The State Hermitage Museum in St Petersburg has joined forces with a Russian archaeological institute to build an interactive virtual model of Palmyra, a task that is becoming ever-more important as reports emerged today (20 January) that Islamic State (Isil) militants have destroyed the ancient city's amphitheatre and a tetrapylon. When archaeologists and antiquities experts from the two institutions visited Palmyra, in Syria, in late September, they did not know that drone footage and co-ordinates they collected would capture a snapshot of the Unesco World Heritage site just over two months before it fell to Isil for the second time in less than two years.
This detailed record of the ancient city can help experts “evaluate the extent of destruction that will take place in the coming days or has already occurred”, Natalia Solovyova, the deputy director of the Institute of the History of Material Culture of the Russian Academy of Sciences, told a Russian parliament publication last month. The Hermitage’s director, Mikhail Piotrovsky, says the “tragic nature” of the recent developments underscore the project’s importance.
The long-term plan is to use the digital rendering to help restore the city. To determine “what needs to be done”, researchers must “have an exact idea of what lies where”, Piotrovsky said in an interview before Palmyra’s recapture.
Researchers found, for example, that, while the Temple of Bel had been blown to smithereens, large fragments of the Temple of Baalshamin and the columns of Zenobia remain, allowing for the possibility of conservation. Early this year, the archaeological institute, which co-organised and funded the expedition, plans to present a virtual model of the reconstructed columns of Zenobia based on information gathered in Palmyra.
Russian archaeologists have been criticised for their work in Syria, which some view as an effort to put a palatable spin on Russia’s military involvement in the country. As we went to press, Russian state news agencies reported that Syrian troops were preparing to launch a counter-offensive in Palmyra with Russian support. But Piotrovsky has maintained that, while Russia has unique access to these sites—“our military allowed our drones to fly”, he says—reconstruction would be a joint effort. He says the team plans to deliver its findings to Syria’s Ministry of Culture and Unesco.
Military escort Accompanied by a Russian military escort and wearing bulletproof vests, the Russian team made their way through the largely abandoned city of Palmyra in early September. They used drones provided by GeoScan, a St Petersburg-based company, to take aerial photographs of the entire 13-sq.-km territory. In order to capture both an overall snapshot and fine details, the drones shot images at three different altitudes. Every object that is 3cm or larger is represented in the photographs, Solovyova says.

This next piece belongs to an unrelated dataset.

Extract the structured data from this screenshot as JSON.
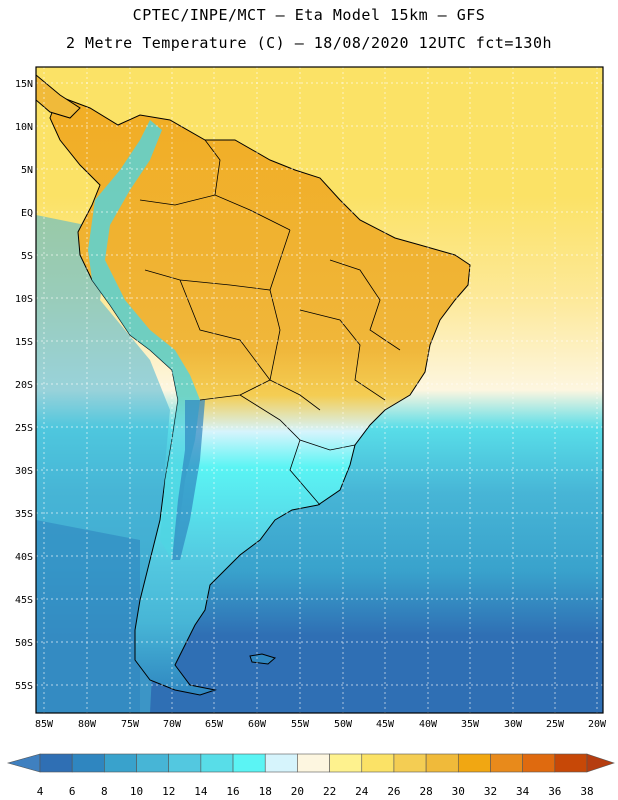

Armed with tens of millions of co-ordinates, as well as photographs taken on the ground, the team hopes to construct an interactive 3D rendering of the site. Solovyova estimates it will take around a year to process the information. The images also offer detailed clues about illegal digs, an issue that has become more pressing after looted relics from Palmyra were seized at a Geneva freeport last month.
Outside Russia, the mission has divided experts. “A complete 3D model of the ruins of Palmyra will certainly help in creating programmes for conservation, if prepared in high resolution and based on actual footage,” says Tomasz Waliszewski, the director of the Polish Centre of Mediterranean Archaeology at the University of Warsaw. (Polish archaeologists have worked in Palmyra for decades; last spring, they helped evacuate objects from Palmyra’s museum.) But Waliszewski also emphasised the need to consolidate international research on Palmyra, including an earlier effort to scan monuments by the Japanese archaeologist Kiyohide Saito.
Others maintain that archaeologists should not be interfering in an active war zone. “I’m not sure what the Russians… would like to do, or think they should be doing,” Amr Al Azm, an associate professor of Middle Eastern history and anthropology at Shawnee State University in Ohio, told us in November. Al Azm is a member of the Syrian opposition who, until 2004, led the conservation laboratories at Syria’s General Department of Antiquities and Museums.
For her part, Solovyova says her institute has no further plans to work in Palmyra and that restoration will not begin “until peace arrives”—whenever that may be. But she insists that the snapshot of the site will be essential to future reconstruction. “It will be possible… for specialists, politicians, diplomats, restorers and Unesco representatives to sit down with the Syrian government and discuss what can be done and how to do it using our model. That’s what it was created for.”
Piotrovsky says: “Archaeologists cannot fight, but during each respite [from military operations] they selflessly do their part, the work of preserving what we have—historical memory.”